Ora può decollare il ‘partito di centro’.

Dev’essere un “centro plurale”.

Come recita un vecchio proverbio, “non tutto il mal vien per nuocere”. L’azione destabilizzante ed  irresponsabile del partito personale di Renzi, com’è evidente a quasi tutti gli italiani, può essere la  scintilla decisiva che innesca la formazione di un nuovo soggetto politico. Una lista? Un partito?  Un movimento? Ad oggi non si sa. Saranno le condizioni politiche a dire come si potrà declinare  un rinnovato protagonismo di un’area che resta decisiva non solo per il sistema politico italiano  ma per la stessa qualità della nostra democrazia.
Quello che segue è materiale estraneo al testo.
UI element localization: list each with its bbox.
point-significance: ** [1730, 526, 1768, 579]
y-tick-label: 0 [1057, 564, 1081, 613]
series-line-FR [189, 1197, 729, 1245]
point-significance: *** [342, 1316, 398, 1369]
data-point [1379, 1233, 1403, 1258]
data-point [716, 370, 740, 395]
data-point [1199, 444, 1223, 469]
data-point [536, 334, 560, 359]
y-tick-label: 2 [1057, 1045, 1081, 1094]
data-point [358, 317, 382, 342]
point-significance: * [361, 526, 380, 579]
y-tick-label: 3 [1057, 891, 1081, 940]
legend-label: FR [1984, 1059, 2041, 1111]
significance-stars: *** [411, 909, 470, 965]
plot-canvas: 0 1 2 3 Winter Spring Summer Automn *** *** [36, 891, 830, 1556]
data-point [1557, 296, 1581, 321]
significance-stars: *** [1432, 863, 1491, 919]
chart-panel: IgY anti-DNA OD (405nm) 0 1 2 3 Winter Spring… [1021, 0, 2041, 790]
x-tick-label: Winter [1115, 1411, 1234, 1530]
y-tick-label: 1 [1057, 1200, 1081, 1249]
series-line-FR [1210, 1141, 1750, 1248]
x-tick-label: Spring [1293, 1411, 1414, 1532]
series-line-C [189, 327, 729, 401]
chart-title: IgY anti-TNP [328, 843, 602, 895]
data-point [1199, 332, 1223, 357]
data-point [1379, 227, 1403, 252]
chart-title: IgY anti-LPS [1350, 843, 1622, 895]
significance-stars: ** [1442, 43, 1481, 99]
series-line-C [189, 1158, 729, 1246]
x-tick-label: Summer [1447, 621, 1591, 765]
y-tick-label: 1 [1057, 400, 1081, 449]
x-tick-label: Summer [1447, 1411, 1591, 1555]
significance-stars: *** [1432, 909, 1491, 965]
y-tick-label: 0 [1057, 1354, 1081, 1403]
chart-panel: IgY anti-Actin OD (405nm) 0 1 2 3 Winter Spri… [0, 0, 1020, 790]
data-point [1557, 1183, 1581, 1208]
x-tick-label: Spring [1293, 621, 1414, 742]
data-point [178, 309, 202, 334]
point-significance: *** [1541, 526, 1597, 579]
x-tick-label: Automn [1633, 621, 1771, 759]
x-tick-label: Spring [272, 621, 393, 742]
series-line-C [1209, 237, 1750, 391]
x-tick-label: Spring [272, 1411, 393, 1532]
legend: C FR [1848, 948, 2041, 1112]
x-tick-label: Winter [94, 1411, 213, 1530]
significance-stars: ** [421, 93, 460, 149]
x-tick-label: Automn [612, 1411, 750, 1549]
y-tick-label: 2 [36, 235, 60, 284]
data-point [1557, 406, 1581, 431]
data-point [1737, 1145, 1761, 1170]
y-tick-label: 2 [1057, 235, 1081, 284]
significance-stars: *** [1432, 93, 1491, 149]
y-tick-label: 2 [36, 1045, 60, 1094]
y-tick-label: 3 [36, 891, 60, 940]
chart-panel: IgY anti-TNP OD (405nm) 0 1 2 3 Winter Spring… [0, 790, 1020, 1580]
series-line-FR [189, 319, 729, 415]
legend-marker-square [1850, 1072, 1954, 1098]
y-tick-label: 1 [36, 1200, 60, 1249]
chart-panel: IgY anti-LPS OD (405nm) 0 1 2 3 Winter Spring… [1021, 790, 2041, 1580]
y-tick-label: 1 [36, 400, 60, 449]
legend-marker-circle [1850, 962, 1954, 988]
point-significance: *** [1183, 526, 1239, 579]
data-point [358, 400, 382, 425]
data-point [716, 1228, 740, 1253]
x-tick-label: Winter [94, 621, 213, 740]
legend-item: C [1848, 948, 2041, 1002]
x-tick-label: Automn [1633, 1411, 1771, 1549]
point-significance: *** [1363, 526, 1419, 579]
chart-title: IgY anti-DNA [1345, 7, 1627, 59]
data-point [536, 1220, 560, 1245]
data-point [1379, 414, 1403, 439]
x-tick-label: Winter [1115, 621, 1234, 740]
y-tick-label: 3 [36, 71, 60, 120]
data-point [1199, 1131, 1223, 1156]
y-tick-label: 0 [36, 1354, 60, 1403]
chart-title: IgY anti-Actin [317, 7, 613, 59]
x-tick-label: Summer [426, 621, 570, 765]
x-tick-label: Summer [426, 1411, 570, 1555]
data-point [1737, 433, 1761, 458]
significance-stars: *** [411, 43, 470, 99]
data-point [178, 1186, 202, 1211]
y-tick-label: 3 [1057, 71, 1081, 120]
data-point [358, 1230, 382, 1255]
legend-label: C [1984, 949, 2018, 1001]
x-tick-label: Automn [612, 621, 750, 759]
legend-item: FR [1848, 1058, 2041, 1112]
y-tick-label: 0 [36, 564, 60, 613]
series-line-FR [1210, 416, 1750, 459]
Un’area politica, culturale e di governo che  dopo la fine della prima repubblica ha subito un’involuzione progressiva al punto che veniva  bistrattata prima ancora di poterne parlare in pubblico. Il dogma del bipolarismo prima e l’avvento  del populismo dopo hanno, di fatto, soppiantato non solo un eventuale partito di centro ma hanno  contribuito ad archiviare anche la stessa “politica di centro” che, come molti sanno, rappresenta  tuttora un elemento di garanzia, di stabilità e di buon governo. Come la concreta esperienza  storica ha ampiamente confermato.  

Ma un partito/lista/movimento di centro può decollare e deve decollare se ci sono due condizioni  preliminari e basilari. 

Innanzitutto va ripristinato un sistema elettorale proporzionale, seppur con qualche correzione  maggioritaria, che permetta a tutte le forze politiche di potere esprimere la propria ricetta  programmatica e il proprio progetto politico senza doverli ridurre a meri orpelli per non offuscare il  dogma del bipolarismo. Una sistema che, anche di fronte allo scenario politico emerso in questi  ultimi anni, si rende sempre più necessario. E questo anche per il progressivo superamento di  quel populismo di marca grillina che è stato determinante per radere al suolo le culture politiche  fondanti la nostra democrazia introducendo, al contempo, la prassi dell’”anno zero”, cioè  l’azzeramento di tutto ciò che ha preceduto l’avvento del populismo al potere. Un partito di centro  che sappia anche e soprattutto rideclinare una “politica di centro” che significa, in ultima analisi,  cultura di governo, cultura della mediazione, senso dello Stato, rispetto delle istituzioni,  composizione degli interessi contrapposti e rifiuto della radicalizzazione dello scontro e della  dialettica politica. Appunto, l’esatto opposto del populismo e delle sua versione italiana al potere.  

In secondo luogo dev’essere un “centro plurale”. Ovvero, non può essere il riflesso della sola  nostalgia democristiana ma neanche una formazione tecnocratica e sganciata da qualsiasi  riferimento culturale ed ideale. Certo, la tradizione e la storia del cattolicesimo politico, sociale e  popolare può e dovrà avere un ruolo decisivo in questa operazione almeno pari a quello di altre  culture e altre tradizioni ideali. Perchè quello che conta non è la identificazione di una sola cultura  politica con il partito/lista/movimento di centro. La vera sfida, semmai, è quella di costruire una  “politica di centro” con l’apporto di più culture politiche e di più tradizioni ideali, superando  definitivamente quella frammentazione e quella polverizzazione che sono stati il vero tallone  d’Achille per quella moltitudine di formazioni politiche che si sono richiamate genericamente al  centro in questi ultimi tempi e che si sono rivelate, come noto a tutti, veri e propri fallimenti politici  ed elettorali. 

Ecco perchè anche da questa crisi di governo, sperando che si risolva presto per il bene  dell’intero paese – soprattutto nel frangente drammatico che siamo vivendo – può decollare un  progetto politico capace anche di ridare prestigio, nobiltà e qualità alla stessa politica. Purchè  vengano rispedite al mittente alcuni disvalori e degenerazioni che hanno per troppo tempo  accompagnato il cammino della recente politica italiana: dal populismo al pressapochismo, dalla  rottamazione all’incompetenza, dalla superficialità all’improvvisazione, dall’aggressività alla voglia  di annientamento del nemico. Occorre ritornare alla “buona politica”. E la “politica di centro”, al  riguardo, ne è la condizione essenziale e qualificante.